If only she could've...

At the suggestion of Bill Phair, who produces the wonderful podcast The Entertainment Beat with Frances Gumm, I rented I Could Go On Singing starring Judy Garland this week to study for my embodiment of her for Halloween. It turned out that the DVD came after our party, but I watched it anyway and had a mah-velous time doing so.

Judy at the height of her career in A Star is Born and on her way out in I Could Go On Singing


Between A Star is Born in 1954 and I Could Go On Singing in 1963 things had come full circle for Judy's roles in films. Going from playing the survivor wife of an alcoholic in Star, she gets to play the alcoholic survivor herself in Singing, and boy is she compelling. Knowing what Judy went through in her own personal life, struggling with addictions to pills and booze, one can't help but feel for Judy as she sings "It Never Was You" or "By Myself," songs with self-explanatory titles of longing and regret.
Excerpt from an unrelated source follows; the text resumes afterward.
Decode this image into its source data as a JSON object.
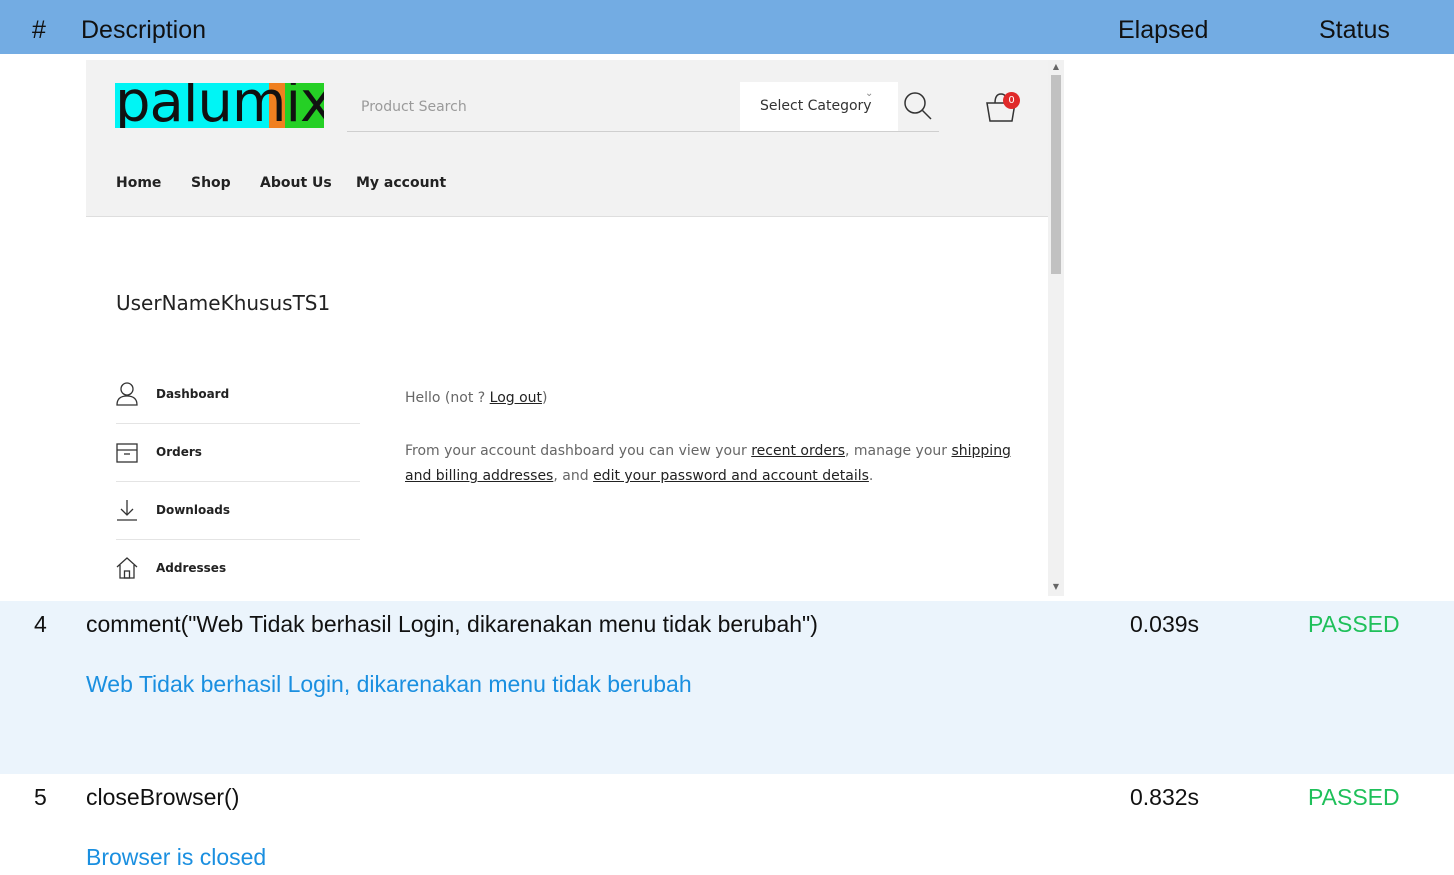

Six years away from her death, this Judy is fierce and alive. It's both easy and difficult watching her performance to believe this was her last film role, but damn is it a good one. Sure the plot of the movie (fun and bitter incidents surrounding a custody battle set in London) verges on soap opera, but Judy is the rope that holds the soap together. And she sure doesn't drop it.